SAXONBURG, Pennsylvania, May 6, 2026, 17:01 EDT
Coherent Corp. dropped roughly 6% after hours Wednesday, despite the photonics supplier beating fiscal third-quarter revenue expectations and projecting results above what Wall Street had penciled in—a clear sign investors were looking for more from a name riding this year’s AI-infrastructure boom. Revenue came in at $1.81 billion, marking a 20.5% jump from the prior year, with adjusted earnings at $1.41 a share.
Coherent now finds itself under the AI data-center spotlight, moving beyond its roots in lasers and engineered materials. Datacenter & Communications revenue hit $1.36 billion, up from $968.7 million a year ago. Industrial, though, slipped—down to $444 million from $529.2 million.

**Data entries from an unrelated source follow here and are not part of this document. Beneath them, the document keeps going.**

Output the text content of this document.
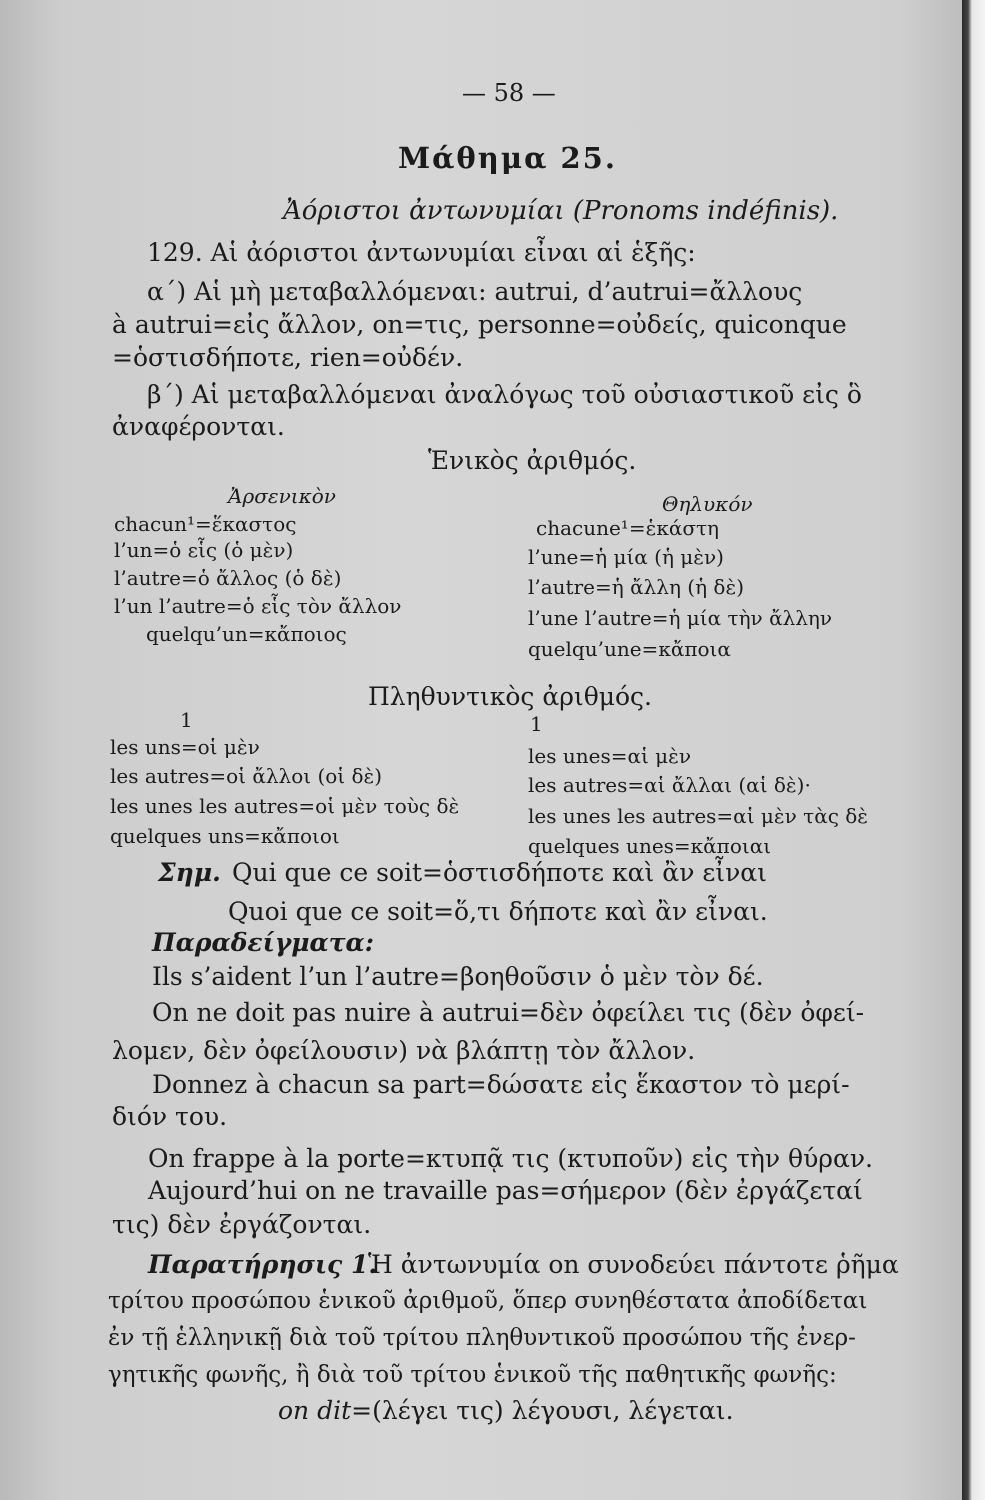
— 58 —
Μάθημα 25.
Ἀόριστοι ἀντωνυμίαι (Pronoms indéfinis).
129. Αἱ ἀόριστοι ἀντωνυμίαι εἶναι αἱ ἑξῆς:
α΄) Αἱ μὴ μεταβαλλόμεναι: autrui, d’autrui=ἄλλους
à autrui=εἰς ἄλλον, on=τις, personne=οὐδείς, quiconque
=ὁστισδήποτε, rien=οὐδέν.
β΄) Αἱ μεταβαλλόμεναι ἀναλόγως τοῦ οὐσιαστικοῦ εἰς ὃ
ἀναφέρονται.
Ἑνικὸς ἀριθμός.
Ἀρσενικὸν	Θηλυκόν
chacun¹=ἕκαστος
l’un=ὁ εἷς (ὁ μὲν)
l’autre=ὁ ἄλλος (ὁ δὲ)
l’un l’autre=ὁ εἷς τὸν ἄλλον
quelqu’un=κἄποιος
chacune¹=ἑκάστη
l’une=ἡ μία (ἡ μὲν)
l’autre=ἡ ἄλλη (ἡ δὲ)
l’une l’autre=ἡ μία τὴν ἄλλην
quelqu’une=κἄποια
Πληθυντικὸς ἀριθμός.
1	1
les uns=οἱ μὲν
les autres=οἱ ἄλλοι (οἱ δὲ)
les unes les autres=οἱ μὲν τοὺς δὲ
quelques uns=κἄποιοι
les unes=αἱ μὲν
les autres=αἱ ἄλλαι (αἱ δὲ)·
les unes les autres=αἱ μὲν τὰς δὲ
quelques unes=κἄποιαι
Σημ. Qui que ce soit=ὁστισδήποτε καὶ ἂν εἶναι
Quoi que ce soit=ὅ,τι δήποτε καὶ ἂν εἶναι.
Παραδείγματα:
Ils s’aident l’un l’autre=βοηθοῦσιν ὁ μὲν τὸν δέ.
On ne doit pas nuire à autrui=δὲν ὀφείλει τις (δὲν ὀφεί-
λομεν, δὲν ὀφείλουσιν) νὰ βλάπτῃ τὸν ἄλλον.
Donnez à chacun sa part=δώσατε εἰς ἕκαστον τὸ μερί-
διόν του.
On frappe à la porte=κτυπᾷ τις (κτυποῦν) εἰς τὴν θύραν.
Aujourd’hui on ne travaille pas=σήμερον (δὲν ἐργάζεταί
τις) δὲν ἐργάζονται.
Παρατήρησις 1.
Ἡ ἀντωνυμία on συνοδεύει πάντοτε ῥῆμα
τρίτου προσώπου ἑνικοῦ ἀριθμοῦ, ὅπερ συνηθέστατα ἀποδίδεται
ἐν τῇ ἑλληνικῇ διὰ τοῦ τρίτου πληθυντικοῦ προσώπου τῆς ἐνερ-
γητικῆς φωνῆς, ἢ διὰ τοῦ τρίτου ἑνικοῦ τῆς παθητικῆς φωνῆς:
on dit=(λέγει τις) λέγουσι, λέγεται.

AI pushes demand for speedy optical links—crucial for shuttling data across chips, servers, and sprawling data centers. Coherent claims its optical gear underpins networks for hyperscale data centers and global comms. The broader photonics segment? That’s everything from generating and shaping to detecting signals, serving data centers, communications, and industrial customers.
The stock had already factored in that move. Stifel’s Ruben Roy bumped Coherent’s price target up to $412 from $275 ahead of the print, keeping the firm’s Buy rating not just for Coherent but also on Lumentum and Ciena—the key competitors in optical networking.
Coherent came in with solid headline results. GAAP gross margin ticked up to 37.7%, while the non-GAAP figure—which excludes certain items—hit 39.6%. GAAP diluted EPS landed at 97 cents; adjusted earnings tallied $1.41 per share.
Analysts were caught off guard by a brighter forecast. Coherent is guiding for fourth-quarter fiscal 2026 revenue between $1.91 billion and $2.05 billion, with adjusted EPS in a $1.52 to $1.72 band. StockStory noted the revenue outlook’s midpoint lands 3.4% ahead of Wall Street targets, while the EPS midpoint tops the $1.54 consensus.
Chief Executive Jim Anderson described demand in datacenter and communications as “exceptionally strong,” noting Coherent is pushing to expand capacity with AI infrastructure scaling up. “We’re ramping our capital investment,” Chief Financial Officer Sherri Luther added, citing robust visibility into demand. GlobeNewswire
Still, the numbers gave bears something to work with. Adjusted operating income landed at $366 million, short of the $372.7 million analysts had called for, and free cash flow came in negative at $536.9 million, according to StockStory. The company’s cash-flow statement also reflected a jump in spending: additions to property, plant and equipment hit $547.2 million for the first nine months of fiscal 2026, up from $309.5 million in the prior year.
The key risk here: even if AI demand holds up, ramping up capacity might drain cash before those profits materialize. Coherent flagged other uncertainties, too—swings in end-market demand, shifts in how customers buy, tariffs, timing of product launches, and competition could all mean actual results stray from the current outlook.
Stifel’s note highlights that the conversation stretches well past a single quarter. Analysts pointed to longer-term order visibility and ongoing supply constraints for upstream laser components tied to optical networking. Among its picks, Stifel put Coherent at the top in optical networking, then named Ciena and Lumentum just behind.
Coherent delivered on key investor demands: quicker sales growth, stronger margins, and a raised outlook. But the after-hours slide points to a tougher next step — translating an AI optics surge into real cash, while holding onto the margin improvements that initially fueled the stock’s run.